In a surprise 11th-hour ruling that drastically alters the ballot in the 28th Ward aldermanic race, an Illinois appellate court decided Friday that one candidate’s name should be removed and another cannot be reinstated.
Carmelita P. Earls, commander of operations for the Chicago Fire Department’s Training Academy, and Michael Stinson, pastor of the First General Assembly Church in Englewood, are ineligible for office because they owe money to the city or county, a three-judge panel in the 1st District Illinois Appellate Court ruled.
While the ruling on Stinson’s candidacy was not a surprise – he had been taken off the ballot by a circuit court judge last month and had appealed the decision – Earls’ removal seemed to blindside almost everyone involved, including the candidate herself.
Earls said Saturday she didn’t know an objection was still pending against her. Neither did her lawyer, she said.
“I’m just as confused as everyone else,” Earls said. “It’s a shame that you have to hear this news on the street.”
Stinson’s camp vowed again to fight the ruling: “Don’t go to sleep on this yet,” said Stinson supporter and community activist Virgil Crawford. “We’re going to open the gates of hell.”
Stinson said he was frustrated the timing of the ruling – immediately before a holiday weekend (Monday is Presidents’ Day) and Election Day – leaving no time for further appeal.
That timetable also makes it “physically impossible” to re-print ballots and re-program touch-screens, said James Allen, spokesman for the Chicago Board of Election Commissioners. Instead, voters in the 28th Ward will be handed cards, printed in English and Spanish, explaining that Earls is “no longer a candidate” and “votes for her will not be counted.” (Here’s what the card will look like.)
Absentee or early votes already cast for Earls will not be counted, Allen said, and people who voted for Earls cannot submit another vote.
Stinson’s name will not appear at all, since his candidacy was revoked Jan. 28, before ballots were printed.
Friday’s ruling is another victory for Ervin, who, one month into his City Council career, is poised to win a full four-year term. Objections against Ervin’s competitors – filed by one of his staffers, 28th Ward community service coordinator Eileen Jackson – succeeded in kicking or nudging all but one of his opponents off the ballot, increasing the odds that he will win more than 50 percent of the vote on Tuesday, enabling him to avoid a run-off.
Earlier in the race, candidates Carol Johnson and Erick Von Kondrat were removed because of Jackson’s objections. Velda Brunner and Shawn Walker withdrew their nominations during the objections process, and David Young and James Ogden defaulted by failing to show up for their objection hearings.
The only candidate still standing – Siegmund – is the candidate against whom Ervin’s staffer did not object.
Jackson filed numerous objections against Earls and Stinson, but in both cases, the one that stuck hinged on a 2008 Illinois Supreme Court ruling that is quietly changing the face of election politics.

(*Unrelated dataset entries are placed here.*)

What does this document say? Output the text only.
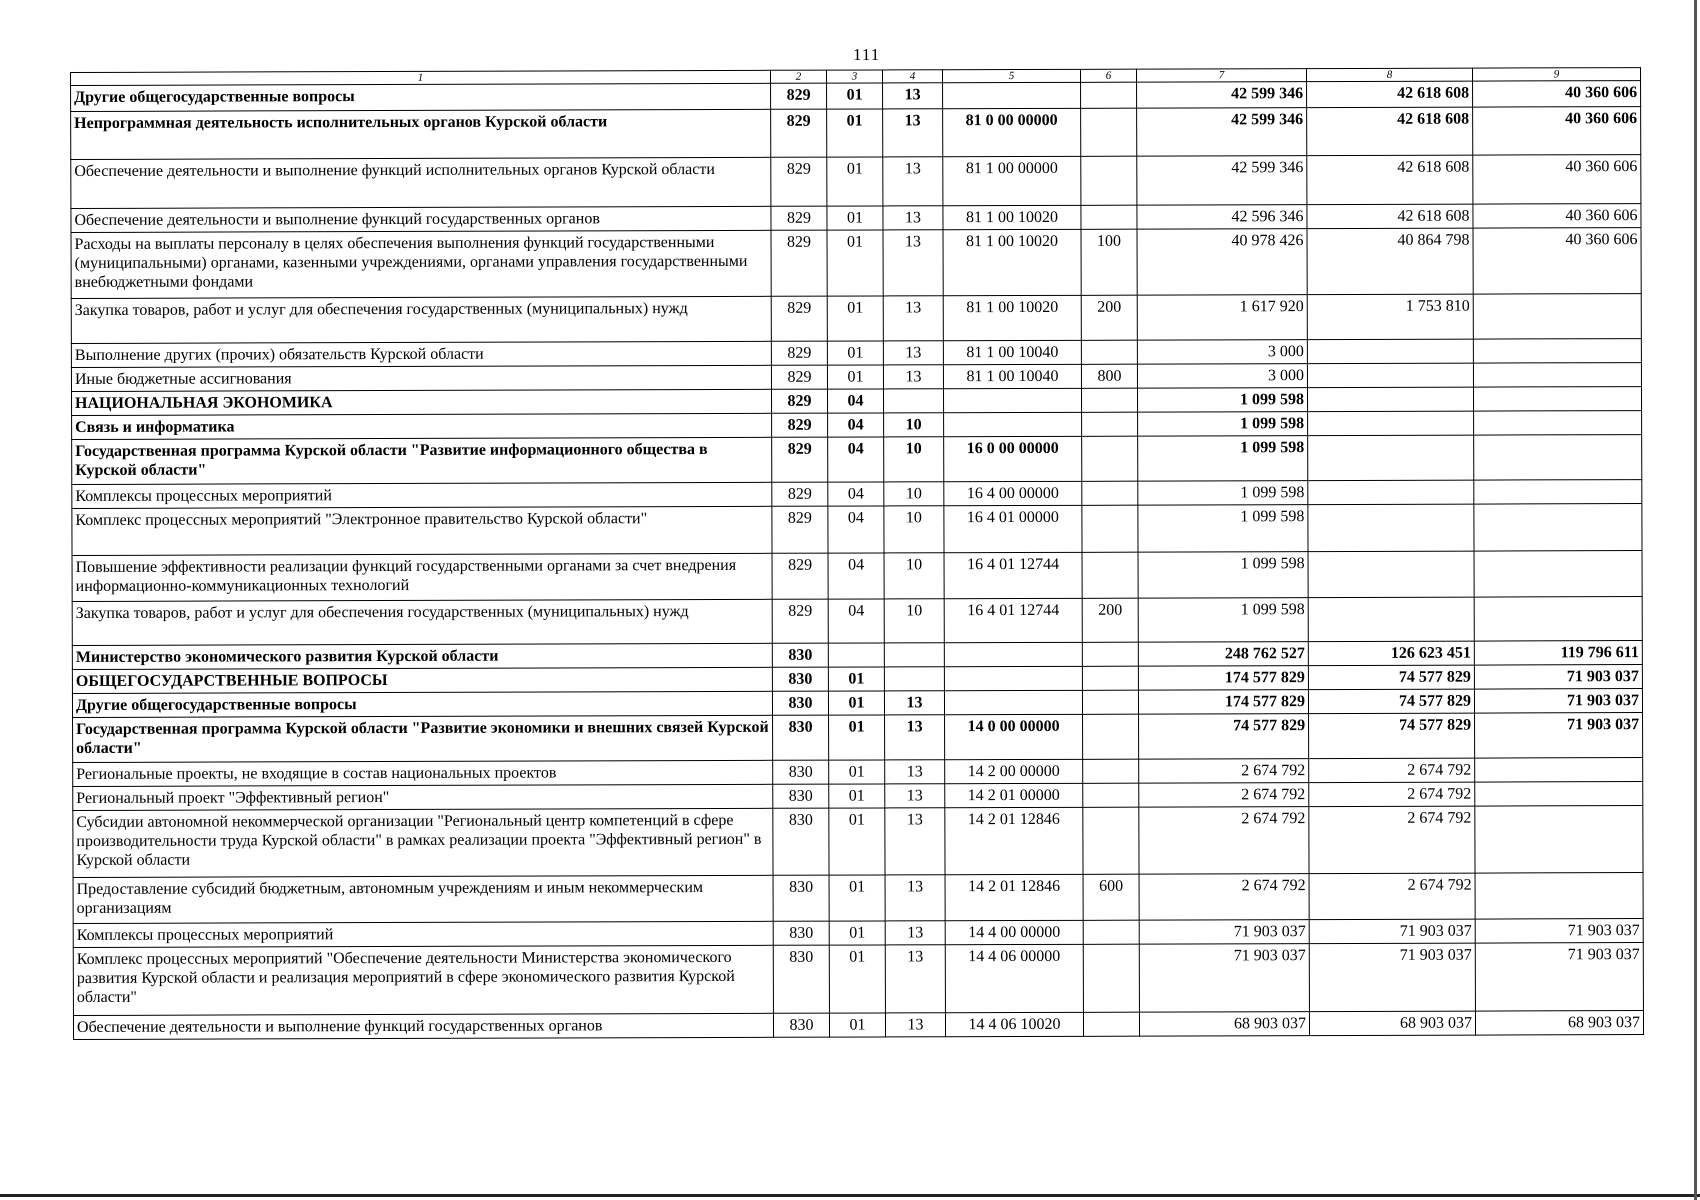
111
1	2	3	4	5	6	7	8	9
Другие общегосударственные вопросы	829	01	13			42 599 346	42 618 608	40 360 606
Непрограммная деятельность исполнительных органов Курской области	829	01	13	81 0 00 00000		42 599 346	42 618 608	40 360 606
Обеспечение деятельности и выполнение функций исполнительных органов Курской области	829	01	13	81 1 00 00000		42 599 346	42 618 608	40 360 606
Обеспечение деятельности и выполнение функций государственных органов	829	01	13	81 1 00 10020		42 596 346	42 618 608	40 360 606
Расходы на выплаты персоналу в целях обеспечения выполнения функций государственными (муниципальными) органами, казенными учреждениями, органами управления государственными внебюджетными фондами	829	01	13	81 1 00 10020	100	40 978 426	40 864 798	40 360 606
Закупка товаров, работ и услуг для обеспечения государственных (муниципальных) нужд	829	01	13	81 1 00 10020	200	1 617 920	1 753 810	
Выполнение других (прочих) обязательств Курской области	829	01	13	81 1 00 10040		3 000		
Иные бюджетные ассигнования	829	01	13	81 1 00 10040	800	3 000		
НАЦИОНАЛЬНАЯ ЭКОНОМИКА	829	04				1 099 598		
Связь и информатика	829	04	10			1 099 598		
Государственная программа Курской области "Развитие информационного общества в Курской области"	829	04	10	16 0 00 00000		1 099 598		
Комплексы процессных мероприятий	829	04	10	16 4 00 00000		1 099 598		
Комплекс процессных мероприятий "Электронное правительство Курской области"	829	04	10	16 4 01 00000		1 099 598		
Повышение эффективности реализации функций государственными органами за счет внедрения информационно-коммуникационных технологий	829	04	10	16 4 01 12744		1 099 598		
Закупка товаров, работ и услуг для обеспечения государственных (муниципальных) нужд	829	04	10	16 4 01 12744	200	1 099 598		
Министерство экономического развития Курской области	830					248 762 527	126 623 451	119 796 611
ОБЩЕГОСУДАРСТВЕННЫЕ ВОПРОСЫ	830	01				174 577 829	74 577 829	71 903 037
Другие общегосударственные вопросы	830	01	13			174 577 829	74 577 829	71 903 037
Государственная программа Курской области "Развитие экономики и внешних связей Курской области"	830	01	13	14 0 00 00000		74 577 829	74 577 829	71 903 037
Региональные проекты, не входящие в состав национальных проектов	830	01	13	14 2 00 00000		2 674 792	2 674 792	
Региональный проект "Эффективный регион"	830	01	13	14 2 01 00000		2 674 792	2 674 792	
Субсидии автономной некоммерческой организации "Региональный центр компетенций в сфере производительности труда Курской области" в рамках реализации проекта "Эффективный регион" в Курской области	830	01	13	14 2 01 12846		2 674 792	2 674 792	
Предоставление субсидий бюджетным, автономным учреждениям и иным некоммерческим организациям	830	01	13	14 2 01 12846	600	2 674 792	2 674 792	
Комплексы процессных мероприятий	830	01	13	14 4 00 00000		71 903 037	71 903 037	71 903 037
Комплекс процессных мероприятий "Обеспечение деятельности Министерства экономического развития Курской области и реализация мероприятий в сфере экономического развития Курской области"	830	01	13	14 4 06 00000		71 903 037	71 903 037	71 903 037
Обеспечение деятельности и выполнение функций государственных органов	830	01	13	14 4 06 10020		68 903 037	68 903 037	68 903 037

Cinkus v. Village of Stickney Municipal Officers Electoral Board found that candidates must be free and clear of debts to the municipality when they sign their candidacy paperwork.
It was outstanding parking tickets that snagged Stinson, though he continues to deny the debt. Stinson’s attorney, Adam Lasker, pointed to reportedly scant evidence of the tickets and argued that Stinson had never been notified he owed the money.
But Circuit Court Judge Robert Bertucci, and now the appellate court judges, found that regardless of whether Stinson was notified, the debt’s existence still makes him ineligible for office.
Lasker says that interpretation is “dangerous” and could have wide-reaching implications for candidates, especially in smaller communities, who will now be at the mercy of powerful incumbents who can fabricate debt against their opponents.
The objection against Earls focused on outstanding property taxes on a home she owned but does not live in – the result of claiming two homeowners’ exemptions. Earls won the case in circuit court, arguing in part that the debt was not relevant, since it was owed to the county and not the city, where she was running for office.
But Jackson’s final appeal won out. One argument used by Jackson’s attorney was that Earls’ debt to the county should count, because those property tax dollars are eventually dispersed into city coffers, according to Lasker, who is familiar with the case.